As I explained in my last post, it all started in Peru. My husband and I had taken our three kids to Peru to visit family, and while I was there my father insisted I see a dermatologist about my acne. The dermatologist sent me to an endocrinologist, who felt a suspicious lump on my neck and sent me for an ultrasound. The radiologist said I needed a biopsy.
Now here I was, back in the U.S., waiting for the results of the biopsy I had booked as soon as I got home. The wait was excruciating. Finally, the hospital called. The results were inconclusive, and I needed to see an endocrinologist. Ugh!
The endocrinologist convinced me to schedule another biopsy. I was hesitant, but I really wanted to know. Unfortunately, this time the results were conclusive: Cancer. The lump in my neck tested positive for papillary thyroid carcinoma. Needless to say, I was absolutely shocked!
Right away the doctor said I needed surgery, and possibly radiation. In fact, everyone around me – including my husband, who is a medical provider – was saying that I needed to have surgery, and needed to do this right away. Now, now, now! There was an urgency in their voices, and pressure in their words.
But my inner voice led me to seek other venues. I don’t know how to explain this other than to say it was intuition and faith. Although there was a big fear factor, my inner voice said, “No, let’s hold on, learn more, explore options.”
I clearly remember going to the Bible seeking wisdom. I asked in prayer what I should do, and in answer the Lord sent me to a specific verse: Acts 27:34.
Wherefore I pray you to take some food; for this is for your health: for there shall not a hair fall from the head of any of you.
I believe that God talks to us in many ways; for me at this specific time He talked to me through His Word. He can send us specific sentences and words in the Bible. These sentences and words provide the revelation that leads us to the path He has created for us. In this case, I knew that the rest of this passage in Acts had nothing to do with my situation. But it was clear to me that food, nutrition and lifestyle did.
So I went online and began to do some research about nutrition and cancer, and that’s when it hit me. Six months before my trip to Peru I had been led to radically change my diet. At the time I didn’t know why I was doing this. There really was no explanation.
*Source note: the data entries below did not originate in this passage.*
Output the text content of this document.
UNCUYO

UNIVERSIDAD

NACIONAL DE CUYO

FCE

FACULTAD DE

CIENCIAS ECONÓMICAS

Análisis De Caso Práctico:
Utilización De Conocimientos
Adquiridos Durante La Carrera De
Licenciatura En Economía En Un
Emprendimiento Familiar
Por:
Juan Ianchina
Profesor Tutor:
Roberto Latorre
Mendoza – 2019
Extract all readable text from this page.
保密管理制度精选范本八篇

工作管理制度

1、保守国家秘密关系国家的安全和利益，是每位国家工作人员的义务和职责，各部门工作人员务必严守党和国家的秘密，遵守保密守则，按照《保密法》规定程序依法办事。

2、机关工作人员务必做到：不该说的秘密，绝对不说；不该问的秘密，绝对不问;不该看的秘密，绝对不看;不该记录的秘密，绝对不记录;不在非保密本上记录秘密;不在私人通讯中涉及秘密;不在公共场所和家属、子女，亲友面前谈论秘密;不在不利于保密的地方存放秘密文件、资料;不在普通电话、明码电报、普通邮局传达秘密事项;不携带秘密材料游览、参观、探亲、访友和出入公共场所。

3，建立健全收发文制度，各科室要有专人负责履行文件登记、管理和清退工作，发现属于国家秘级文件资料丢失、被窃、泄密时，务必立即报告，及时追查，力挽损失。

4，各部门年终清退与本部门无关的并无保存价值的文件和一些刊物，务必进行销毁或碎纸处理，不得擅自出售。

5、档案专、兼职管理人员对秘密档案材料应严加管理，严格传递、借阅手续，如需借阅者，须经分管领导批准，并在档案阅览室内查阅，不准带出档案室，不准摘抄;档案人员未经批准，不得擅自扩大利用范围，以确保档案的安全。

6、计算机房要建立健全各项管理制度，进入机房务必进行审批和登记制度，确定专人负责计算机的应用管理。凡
I had no real idea why I suddenly went from eating meat and dairy to going completely vegan, but I did. In fact, all through my time in Peru I stuck with this diet. I had such a conviction that this was what I needed to do.
Now as I started learning about nutrition and its impact on cancer, I saw it clearly, especially when I read The China Study by T. Colin Campbell, PhD. God had been taking care of me long before I realized it! These foods were not good for me right now, and the divine spirit that lives in me had led me away from them. When I realized this truth I could not stop crying, I was filled with such awe and delight to know that the Creator, a greater being, was watching over me.
I had already experienced many moments of fear. Now, knowing that God had been walking with me and before me even before I realized it or had any inkling that this cancer was growing in my body, put some ease, comfort and trust in my heart that I could continue to follow His lead. And I did. Our intuition or inner voice, is powerful and we may be surprised to learn how much better we can do through life if we just listen.
The revelation light in me leads my path to walk in fearless faith.